Senior Winemaker David Joeky told Forbes that Yellow Tail put several years into research and trial and error winemaking to create a process that would accentuate flavour in the wine range, while reducing calories and alcohol.
“Wine drinkers often have the perception that wines which are lower in alcohol and calories are watery, sweet, or lack in flavour,” he said. “At Yellow Tail our goal was to create a range of lighter wines which did not compromise on taste or quality and stayed true to the flavor of the variety. We are extremely proud of the range we have released to the market and are confident that our consumers will not be disappointed.
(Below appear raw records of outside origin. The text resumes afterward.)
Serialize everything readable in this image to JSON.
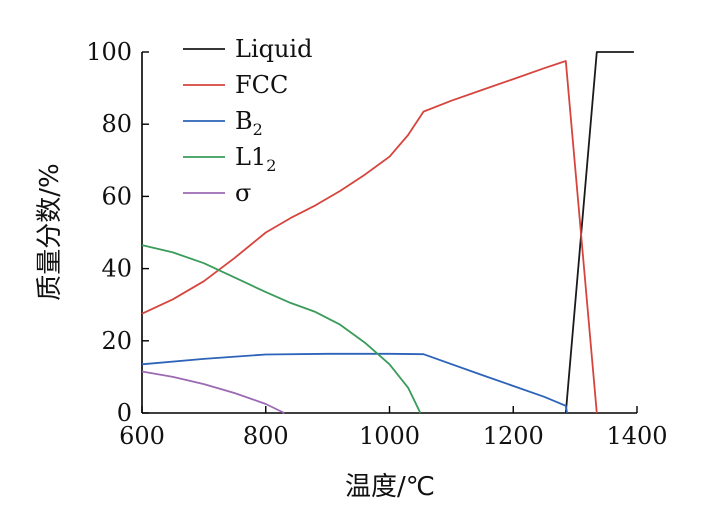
{
  "chart_data": {
    "type": "line",
    "xlabel": "温度/℃",
    "ylabel": "质量分数/%",
    "xlim": [
      600,
      1400
    ],
    "ylim": [
      0,
      100
    ],
    "xticks": [
      600,
      800,
      1000,
      1200,
      1400
    ],
    "yticks": [
      0,
      20,
      40,
      60,
      80,
      100
    ],
    "grid": false,
    "legend_position": "top-left",
    "series": [
      {
        "name": "Liquid",
        "base": "Liquid",
        "sub": "",
        "color": "#1a1a1a",
        "points": [
          [
            1285,
            0
          ],
          [
            1335,
            100
          ],
          [
            1395,
            100
          ]
        ]
      },
      {
        "name": "FCC",
        "base": "FCC",
        "sub": "",
        "color": "#d6453d",
        "points": [
          [
            600,
            27.5
          ],
          [
            650,
            31.5
          ],
          [
            700,
            36.5
          ],
          [
            750,
            43
          ],
          [
            800,
            50
          ],
          [
            840,
            54
          ],
          [
            880,
            57.5
          ],
          [
            920,
            61.5
          ],
          [
            960,
            66
          ],
          [
            1000,
            71
          ],
          [
            1030,
            77
          ],
          [
            1055,
            83.5
          ],
          [
            1100,
            86.5
          ],
          [
            1150,
            89.5
          ],
          [
            1200,
            92.5
          ],
          [
            1250,
            95.5
          ],
          [
            1285,
            97.5
          ],
          [
            1335,
            0
          ]
        ]
      },
      {
        "name": "B2",
        "base": "B",
        "sub": "2",
        "color": "#2d63b8",
        "points": [
          [
            600,
            13.5
          ],
          [
            700,
            15
          ],
          [
            800,
            16.2
          ],
          [
            900,
            16.4
          ],
          [
            1000,
            16.4
          ],
          [
            1055,
            16.3
          ],
          [
            1150,
            10.5
          ],
          [
            1250,
            4.5
          ],
          [
            1285,
            2
          ],
          [
            1287,
            0
          ]
        ]
      },
      {
        "name": "L12",
        "base": "L1",
        "sub": "2",
        "color": "#3a9b5a",
        "points": [
          [
            600,
            46.5
          ],
          [
            650,
            44.5
          ],
          [
            700,
            41.5
          ],
          [
            750,
            37.5
          ],
          [
            800,
            33.5
          ],
          [
            840,
            30.5
          ],
          [
            880,
            28
          ],
          [
            920,
            24.5
          ],
          [
            960,
            19.5
          ],
          [
            1000,
            13.5
          ],
          [
            1030,
            7
          ],
          [
            1050,
            0
          ]
        ]
      },
      {
        "name": "σ",
        "base": "σ",
        "sub": "",
        "color": "#9b6ab3",
        "points": [
          [
            600,
            11.5
          ],
          [
            650,
            10
          ],
          [
            700,
            8
          ],
          [
            750,
            5.5
          ],
          [
            800,
            2.5
          ],
          [
            830,
            0
          ]
        ]
      }
    ]
  }
}
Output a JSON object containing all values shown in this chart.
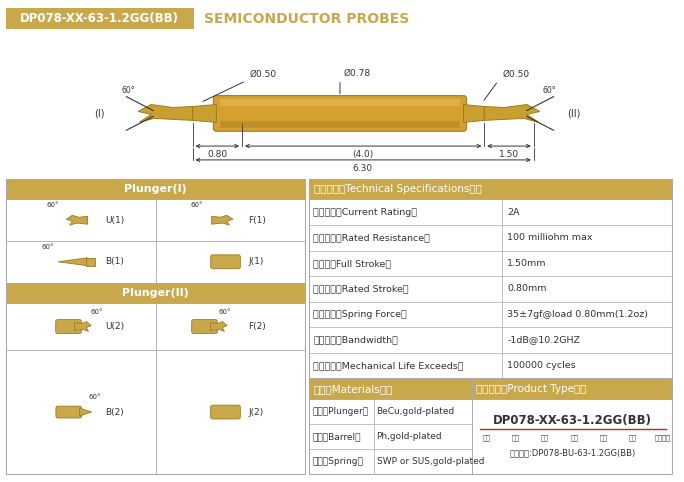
{
  "title_box_text": "DP078-XX-63-1.2GG(BB)",
  "title_right_text": "SEMICONDUCTOR PROBES",
  "gold_color": "#C9A84C",
  "gold_dark": "#A07820",
  "gold_body": "#D4A030",
  "white": "#FFFFFF",
  "border_color": "#AAAAAA",
  "dark": "#333333",
  "dim_phi050_left": "Ø0.50",
  "dim_phi078": "Ø0.78",
  "dim_phi050_right": "Ø0.50",
  "dim_080": "0.80",
  "dim_40": "(4.0)",
  "dim_150": "1.50",
  "dim_630": "6.30",
  "label_I": "(I)",
  "label_II": "(II)",
  "angle_60": "60°",
  "spec_header": "技术要求（Technical Specifications）：",
  "spec_rows": [
    [
      "额定电流（Current Rating）",
      "2A"
    ],
    [
      "额定电阻（Rated Resistance）",
      "100 milliohm max"
    ],
    [
      "满行程（Full Stroke）",
      "1.50mm"
    ],
    [
      "额定行程（Rated Stroke）",
      "0.80mm"
    ],
    [
      "额定弹力（Spring Force）",
      "35±7gf@load 0.80mm(1.2oz)"
    ],
    [
      "频率带宽（Bandwidth）",
      "-1dB@10.2GHZ"
    ],
    [
      "测试寿命（Mechanical Life Exceeds）",
      "100000 cycles"
    ]
  ],
  "plunger1_header": "Plunger(I)",
  "plunger2_header": "Plunger(II)",
  "materials_header": "材质（Materials）：",
  "materials_rows": [
    [
      "针头（Plunger）",
      "BeCu,gold-plated"
    ],
    [
      "针管（Barrel）",
      "Ph,gold-plated"
    ],
    [
      "弹簧（Spring）",
      "SWP or SUS,gold-plated"
    ]
  ],
  "product_header": "成品型号（Product Type）：",
  "product_code": "DP078-XX-63-1.2GG(BB)",
  "product_labels": [
    "系列",
    "规格",
    "头型",
    "总长",
    "弹力",
    "镜金",
    "针头材质"
  ],
  "order_example": "订购举例:DP078-BU-63-1.2GG(BB)"
}
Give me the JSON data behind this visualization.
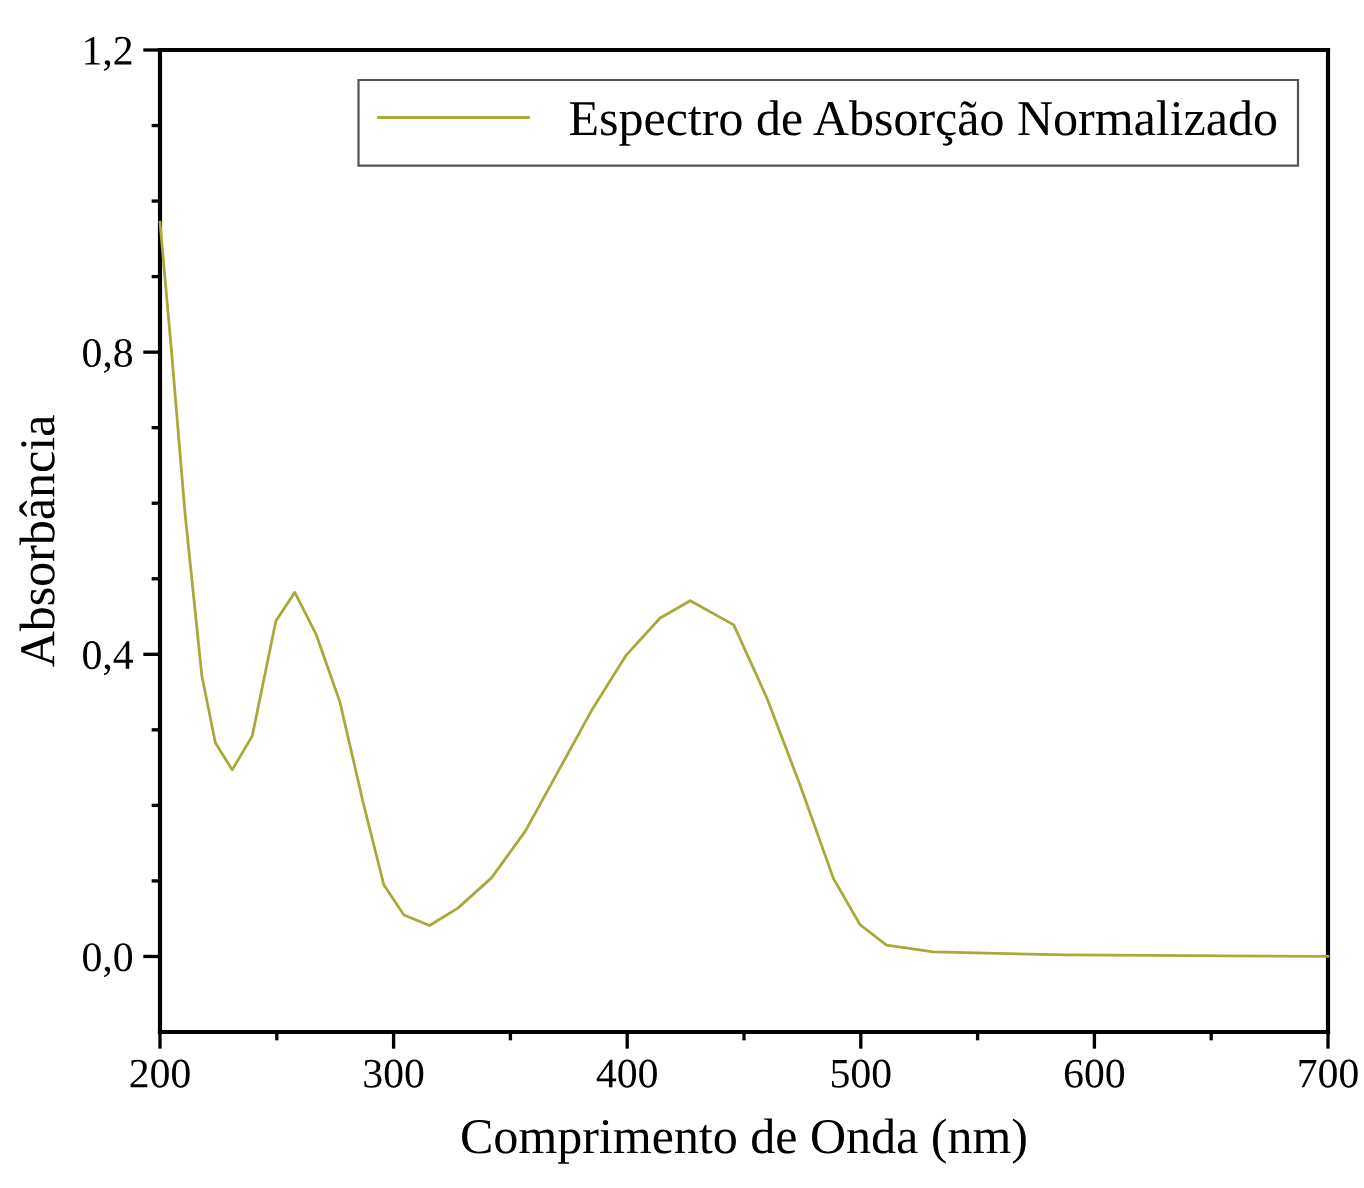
{
  "chart_data": {
    "type": "line",
    "xlabel": "Comprimento de Onda (nm)",
    "ylabel": "Absorbância",
    "xlim": [
      200,
      700
    ],
    "ylim": [
      -0.1,
      1.2
    ],
    "xticks": [
      200,
      {
        "value": 250,
        "label": null
      },
      300,
      {
        "value": 350,
        "label": null
      },
      400,
      {
        "value": 450,
        "label": null
      },
      500,
      {
        "value": 550,
        "label": null
      },
      600,
      {
        "value": 650,
        "label": null
      },
      700
    ],
    "yticks": [
      {
        "value": 0.0,
        "label": "0,0"
      },
      {
        "value": 0.1,
        "label": null
      },
      {
        "value": 0.2,
        "label": null
      },
      {
        "value": 0.3,
        "label": null
      },
      {
        "value": 0.4,
        "label": "0,4"
      },
      {
        "value": 0.5,
        "label": null
      },
      {
        "value": 0.6,
        "label": null
      },
      {
        "value": 0.7,
        "label": null
      },
      {
        "value": 0.8,
        "label": "0,8"
      },
      {
        "value": 0.9,
        "label": null
      },
      {
        "value": 1.0,
        "label": null
      },
      {
        "value": 1.1,
        "label": null
      },
      {
        "value": 1.2,
        "label": "1,2"
      }
    ],
    "grid": false,
    "legend": "top right",
    "marker": "none",
    "line_style": "solid",
    "series": [
      {
        "name": "Espectro de Absorção Normalizado",
        "color": "#a9a93a",
        "x": [
          200,
          204.9,
          210.7,
          217.9,
          223.7,
          230.9,
          239.5,
          249.6,
          257.7,
          266.9,
          277,
          287.1,
          295.8,
          304.4,
          315.4,
          327.5,
          341.9,
          356.4,
          370.8,
          385.2,
          399.6,
          414.1,
          427,
          445.6,
          459.8,
          474,
          488.3,
          499.7,
          511,
          531,
          588,
          700
        ],
        "values": [
          0.972,
          0.802,
          0.587,
          0.372,
          0.283,
          0.247,
          0.292,
          0.444,
          0.482,
          0.426,
          0.337,
          0.202,
          0.095,
          0.055,
          0.041,
          0.064,
          0.104,
          0.166,
          0.247,
          0.328,
          0.399,
          0.448,
          0.471,
          0.439,
          0.342,
          0.227,
          0.103,
          0.042,
          0.015,
          0.006,
          0.002,
          0.0
        ]
      }
    ]
  }
}
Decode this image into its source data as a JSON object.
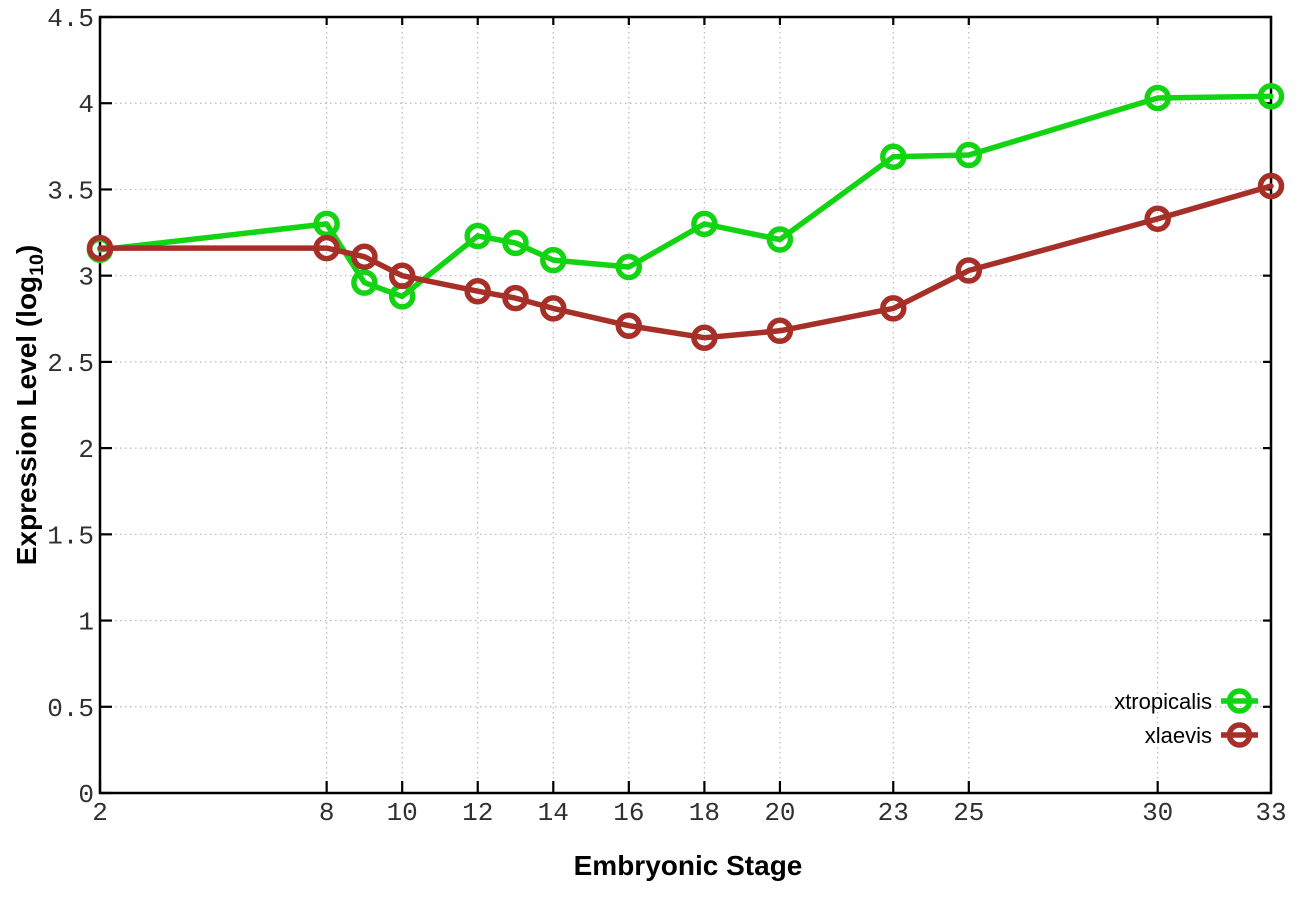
{
  "figure": {
    "background": "#ffffff",
    "border_color": "#000000",
    "grid_color": "#b8b8b8",
    "tick_label_color": "#303030"
  },
  "chart_data": {
    "type": "line",
    "title": "",
    "xlabel": "Embryonic Stage",
    "ylabel": "Expression Level (log10)",
    "ylabel_parts": {
      "pre": "Expression Level (log",
      "sub": "10",
      "post": ")"
    },
    "xlim": [
      2,
      33
    ],
    "ylim": [
      0,
      4.5
    ],
    "xticks": [
      2,
      8,
      10,
      12,
      14,
      16,
      18,
      20,
      23,
      25,
      30,
      33
    ],
    "yticks": [
      0,
      0.5,
      1,
      1.5,
      2,
      2.5,
      3,
      3.5,
      4,
      4.5
    ],
    "grid": true,
    "legend_position": "bottom-right",
    "x": [
      2,
      8,
      9,
      10,
      12,
      13,
      14,
      16,
      18,
      20,
      23,
      25,
      30,
      33
    ],
    "series": [
      {
        "name": "xtropicalis",
        "color": "#12d412",
        "values": [
          3.15,
          3.3,
          2.96,
          2.88,
          3.23,
          3.19,
          3.09,
          3.05,
          3.3,
          3.21,
          3.69,
          3.7,
          4.03,
          4.04
        ]
      },
      {
        "name": "xlaevis",
        "color": "#a62f28",
        "values": [
          3.16,
          3.16,
          3.11,
          3.0,
          2.91,
          2.87,
          2.81,
          2.71,
          2.64,
          2.68,
          2.81,
          3.03,
          3.33,
          3.52
        ]
      }
    ]
  }
}
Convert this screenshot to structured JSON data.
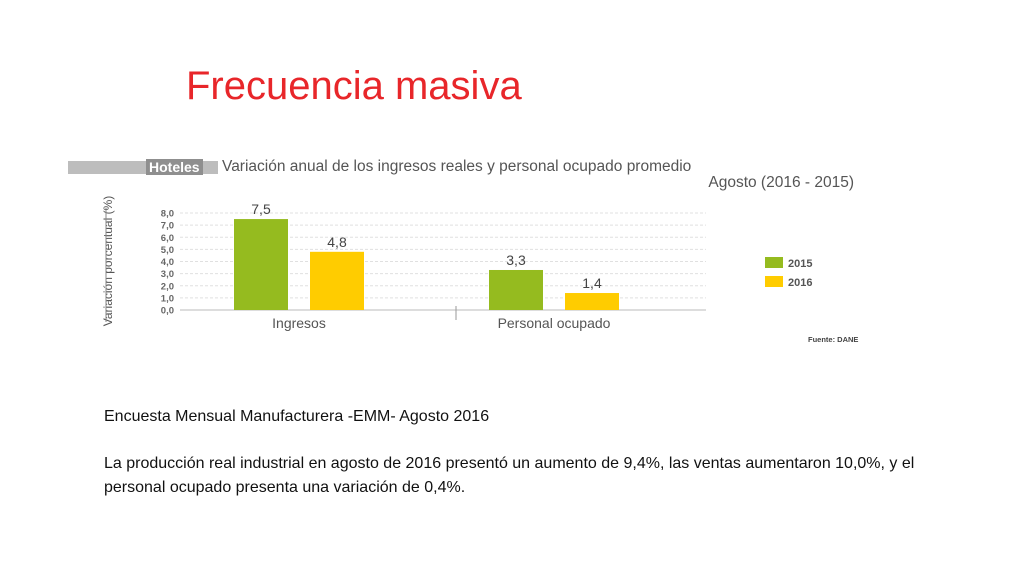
{
  "slide": {
    "title": "Frecuencia masiva",
    "survey_title": "Encuesta Mensual Manufacturera -EMM- Agosto 2016",
    "summary": "La producción real industrial en agosto de 2016 presentó un aumento de 9,4%, las ventas aumentaron 10,0%, y el personal ocupado presenta una variación de 0,4%."
  },
  "chart_header": {
    "tag": "Hoteles",
    "title": "Variación anual de los ingresos reales y personal ocupado promedio",
    "subtitle": "Agosto (2016 - 2015)"
  },
  "chart_data": {
    "type": "bar",
    "categories": [
      "Ingresos",
      "Personal ocupado"
    ],
    "series": [
      {
        "name": "2015",
        "values": [
          7.5,
          3.3
        ],
        "labels": [
          "7,5",
          "3,3"
        ],
        "color": "#95bb1f"
      },
      {
        "name": "2016",
        "values": [
          4.8,
          1.4
        ],
        "labels": [
          "4,8",
          "1,4"
        ],
        "color": "#ffcc00"
      }
    ],
    "ylabel": "Variación porcentual (%)",
    "ylim": [
      0,
      8
    ],
    "yticks": [
      0,
      1,
      2,
      3,
      4,
      5,
      6,
      7,
      8
    ],
    "ytick_labels": [
      "0,0",
      "1,0",
      "2,0",
      "3,0",
      "4,0",
      "5,0",
      "6,0",
      "7,0",
      "8,0"
    ],
    "grid": true,
    "legend_position": "right",
    "source": "Fuente: DANE"
  }
}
“Everything begins with the grapes, which we specially cultivate and pick at exactly the right time to maximize brightness and acidity. Australia’s warm climate is perfect for Yellow Tail Pure Bright grapes. We then carefully prune the vines to maximize leaf protection from the hot summer sun. This protects the grapes and slows development, while promoting fruit flavor and intensity. We harvest early, while grapes have a lower natural sugar content which naturally lowers the amount of alcohol in the finished wine. We do it at night, helping keep grapes cool and crisp, which maximizes aroma and flavour.
“We run the grapes through a cooler fermentation process using special yeast to maximize flavour at lower alcohol levels. Our expert wine making team blends the wines to deliver overall balance and great taste. A key aspect of this is gentle reverse osmosis, which is a specific type of filtration. It is a way to protect and concentrate all the flavours and aromas in the wine. While I can’t get into how exactly we do it, we do utilize specific filtration and other similar techniques incorporated with blending to deliver a wine that we believe that has no compromise on quality or flavour, and the added benefit of reduced calories.”
“Until now, lower calorie wines have been seen as light on flavour,” Casella concluded. “That was a trade-off we weren’t willing to make. We took the opposite approach, ensuring great taste and then working our way backward to deliver on making it lighter.”